Para reforçar esse ponto de vista, Moretti apresenta a colocação de Tannembaum (1976):

As organizações, na verdade, não funcionam exatamente como deveriam, mas a idealização [...] é bastante útil como ponto de partida, pois equipara-se, em vários aspectos, aos modelos clássicos descritos na literatura sociológica e da administração [...] tais modelos apresentam a organização como um sistema altamente racional e impessoal, no qual se ignora quase que totalmente a psicologia dos elementos que a compõem” (Tannembau 1976: p. 15 apud Moreti op. cit.).

informal é a maneira pela qual os membros realmente se comportam, excetuando-se o comportamento traçado a eles pelo plano formal, ou seja, é a manifestação originária de sua vida privada em busca da qualidade de vida. Segundo ainda Wahrlich (1986: p.52, apud Moretti: Op. cit.), “o plano administrativo formal não pode nunca refletir, adequada completamente, a organização concreta à qual se refere, pela razão óbvia que nenhum plano abstrato pode [...] descrever exaustivamente uma totalidade empírica”.

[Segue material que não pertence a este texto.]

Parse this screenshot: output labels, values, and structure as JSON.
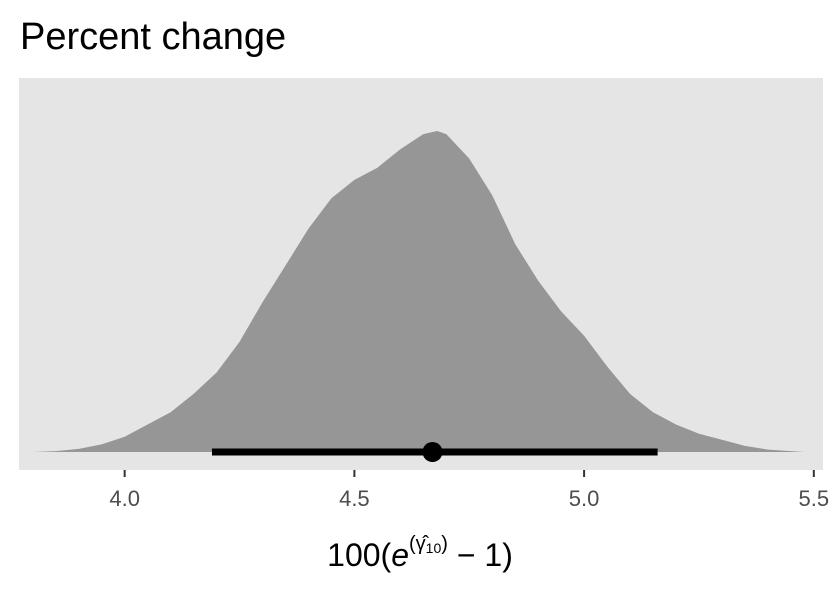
{
  "chart_data": {
    "type": "area",
    "title": "Percent change",
    "xlabel": {
      "prefix": "100(",
      "base": "e",
      "sup_open": "(",
      "sup_symbol": "γ̂",
      "sup_subscript": "10",
      "sup_close": ")",
      "suffix": " − 1)"
    },
    "ylabel": "",
    "xlim": [
      3.77,
      5.52
    ],
    "ylim": [
      0,
      1.05
    ],
    "x_ticks": [
      4.0,
      4.5,
      5.0,
      5.5
    ],
    "x_tick_labels": [
      "4.0",
      "4.5",
      "5.0",
      "5.5"
    ],
    "y_ticks": [],
    "grid": false,
    "density": {
      "x": [
        3.8,
        3.85,
        3.9,
        3.95,
        4.0,
        4.05,
        4.1,
        4.15,
        4.2,
        4.25,
        4.3,
        4.35,
        4.4,
        4.45,
        4.5,
        4.55,
        4.6,
        4.65,
        4.68,
        4.7,
        4.75,
        4.8,
        4.85,
        4.9,
        4.95,
        5.0,
        5.05,
        5.1,
        5.15,
        5.2,
        5.25,
        5.3,
        5.35,
        5.4,
        5.45,
        5.48
      ],
      "y": [
        0.0,
        0.003,
        0.01,
        0.025,
        0.05,
        0.09,
        0.13,
        0.19,
        0.26,
        0.36,
        0.49,
        0.61,
        0.73,
        0.83,
        0.89,
        0.93,
        0.99,
        1.04,
        1.05,
        1.04,
        0.96,
        0.84,
        0.68,
        0.56,
        0.46,
        0.38,
        0.28,
        0.19,
        0.13,
        0.09,
        0.06,
        0.04,
        0.02,
        0.008,
        0.003,
        0.0
      ]
    },
    "point_estimate": 4.67,
    "interval": [
      4.19,
      5.16
    ],
    "colors": {
      "panel_background": "#e5e5e5",
      "density_fill": "#969696",
      "interval": "#000000",
      "tick": "#333333",
      "tick_label": "#4d4d4d"
    }
  }
}
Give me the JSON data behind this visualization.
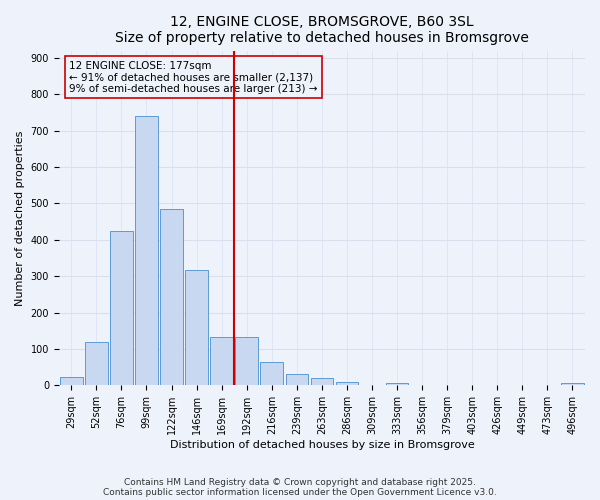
{
  "title": "12, ENGINE CLOSE, BROMSGROVE, B60 3SL",
  "subtitle": "Size of property relative to detached houses in Bromsgrove",
  "xlabel": "Distribution of detached houses by size in Bromsgrove",
  "ylabel": "Number of detached properties",
  "bar_labels": [
    "29sqm",
    "52sqm",
    "76sqm",
    "99sqm",
    "122sqm",
    "146sqm",
    "169sqm",
    "192sqm",
    "216sqm",
    "239sqm",
    "263sqm",
    "286sqm",
    "309sqm",
    "333sqm",
    "356sqm",
    "379sqm",
    "403sqm",
    "426sqm",
    "449sqm",
    "473sqm",
    "496sqm"
  ],
  "bar_values": [
    22,
    120,
    425,
    740,
    485,
    318,
    132,
    132,
    63,
    32,
    20,
    8,
    0,
    7,
    0,
    0,
    0,
    0,
    0,
    0,
    7
  ],
  "bar_color": "#c8d8f0",
  "bar_edge_color": "#5b9bd5",
  "ref_line_index": 7,
  "ref_line_label": "12 ENGINE CLOSE: 177sqm",
  "annotation_line1": "← 91% of detached houses are smaller (2,137)",
  "annotation_line2": "9% of semi-detached houses are larger (213) →",
  "ylim": [
    0,
    920
  ],
  "yticks": [
    0,
    100,
    200,
    300,
    400,
    500,
    600,
    700,
    800,
    900
  ],
  "ref_line_color": "#cc0000",
  "footnote1": "Contains HM Land Registry data © Crown copyright and database right 2025.",
  "footnote2": "Contains public sector information licensed under the Open Government Licence v3.0.",
  "bg_color": "#eef2fb",
  "grid_color": "#d8e0f0",
  "title_fontsize": 10,
  "subtitle_fontsize": 8.5,
  "axis_label_fontsize": 8,
  "tick_fontsize": 7,
  "annotation_fontsize": 7.5,
  "footnote_fontsize": 6.5
}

Desta forma, Moretti (Op. cit.) arremata a questão, quando diz que:

Uma maior participação, como a demanda pela gestão da qualidade, implica maiores esforços e energia da parte dos trabalhadores, bem como uma maior parcela de responsabilidade a assumir. E, nem como todos os trabalhadores possuem a mesma estrutura motivacional, o processo de mobilização implica uma ampla relação de fatores que afetam sua qualidade de vida no trabalho (Moretti, op. cit. : p. 6).